Deine Heizkosten um 30% senken, indem du einfach deine Wände neu streichst. Das Kältegefühl beseitigen, ohne aufwendige Bauarbeiten durchführen zu müssen. Den Wärmekomfort deiner Wohnung mit einem einfachen Rollerstrich verbessern. Das sind die verlockenden Versprechen der Hersteller von thermischen Innenwandfarben.
Auf dem Papier klingt das traumhaft. Man verkauft uns eine Wunderlösung, schnell umzusetzen und ohne die Zwänge einer klassischen Dämmung. Aber was ist wirklich dran, wenn man unter der Marketingschicht kratzt? Zwischen unwirksamen Billigfarben und vielversprechenden Phasenwechseltechnologien wird es Zeit, Klarheit zu schaffen über das, was wirklich funktioniert und was reine Verkaufsargumentation ist.
Zusammensetzung und Funktionsweise von wärmedämmenden Farben mit Mikrokugeln oder Aerogel
Die grundlegenden wärmedämmenden Farben basieren auf der Beimischung von Zusatzstoffen, die angeblich die Wärmeübertragung durch die Wände begrenzen sollen. Man findet hauptsächlich zwei Arten von Materialien, die der Farbe zugesetzt werden: hohle keramische Mikrokugeln und Aerogelpartikel. Die Mikrokugeln sind winzige Luftbläschen, die in einer keramischen Hülle eingeschlossen sind, während Aerogel ein ultraleichtes Material ist, das zu 99% aus Luft in einer nanoporösen Struktur besteht.
Das theoretische Prinzip ist einfach: Da Luft ein schlechter Wärmeleiter ist, sollen diese Zusätze eine Wärmebarriere bilden. Das ermöglicht es den Herstellern zu behaupten, dass diese Partikel, einmal in die Farbe integriert, einen isolierenden Film auf der Wand bilden. Allerdings bleibt die aufgetragene Schichtdicke wirklich lächerlich gering, in der Regel unter einem Millimeter selbst nach zwei oder drei Anstrichen mit Rolle oder Spritzpistole.

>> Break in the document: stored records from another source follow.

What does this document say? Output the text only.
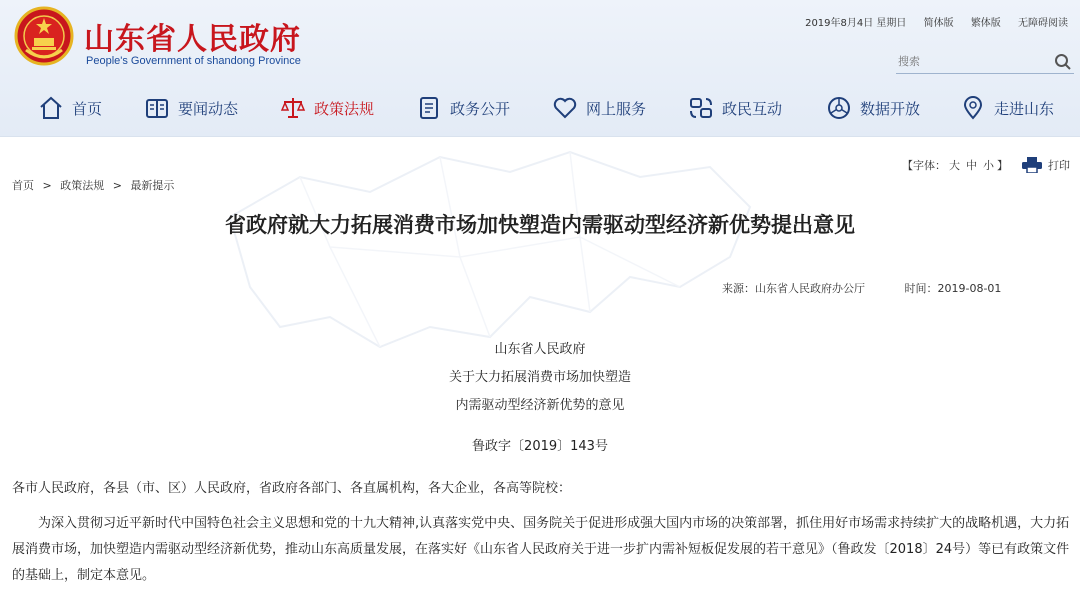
山东省人民政府
People's Government of shandong Province
2019年8月4日 星期日 简体版 繁体版 无障碍阅读
搜索
首页	要闻动态	政策法规	政务公开	网上服务	政民互动	数据开放	走进山东
【字体： 大 中 小 】	打印
首页 > 政策法规 > 最新提示
省政府就大力拓展消费市场加快塑造内需驱动型经济新优势提出意见
来源：山东省人民政府办公厅	时间：2019-08-01
山东省人民政府
关于大力拓展消费市场加快塑造
内需驱动型经济新优势的意见
鲁政字〔2019〕143号
各市人民政府，各县（市、区）人民政府，省政府各部门、各直属机构，各大企业，各高等院校：

为深入贯彻习近平新时代中国特色社会主义思想和党的十九大精神,认真落实党中央、国务院关于促进形成强大国内市场的决策部署，抓住用好市场需求持续扩大的战略机遇，大力拓展消费市场，加快塑造内需驱动型经济新优势，推动山东高质量发展，在落实好《山东省人民政府关于进一步扩内需补短板促发展的若干意见》（鲁政发〔2018〕24号）等已有政策文件的基础上，制定本意见。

Die von den Herstellern angegebene Wärmeleitfähigkeit liegt bei etwa 0,030 bis 0,050 W/m.K, was auf dem Papier korrekt erscheint. Aber hier liegt der Hase im Pfeffer: Bei einer Auftragsstärke von weniger als einem Millimeter ist der erzielte Wärmedurchlasswiderstand lächerlich gering. Zur Erinnerung: Der Wärmedurchlasswiderstand (R) wird berechnet, indem man die Dicke durch die Wärmeleitfähigkeit teilt. Also kann selbst bei der besten Wärmeleitfähigkeit der Welt ein Millimeter nicht mit mehreren Zentimetern Dämmmaterial konkurrieren.
Der Preis dieser Farben ist dennoch hoch, in der Regel fünf bis zehn Mal höher als der einer Standardfarbe. Die Hersteller rechtfertigen diesen Aufpreis mit innovativer Technologie und versprochenen Energieeinsparungen. Leider zerstören unabhängige Studien dieses schöne Marketingkonstrukt.
Eine britische Studie aus dem Jahr 2019, die nach internationalen Standards durchgeführt wurde, hat diese Farben rigoros getestet. Und das Urteil ist eindeutig: Die gemessene thermische Leistung ist nicht besser als die einer einfachen Vinyltapete mit Grundierung. Wenn man die gesamten Wärmeverluste eines Gebäudes berücksichtigt, sagen die Modellierungen eine Amortisationszeit von mehreren hundert Jahren voraus. Mit anderen Worten: niemals.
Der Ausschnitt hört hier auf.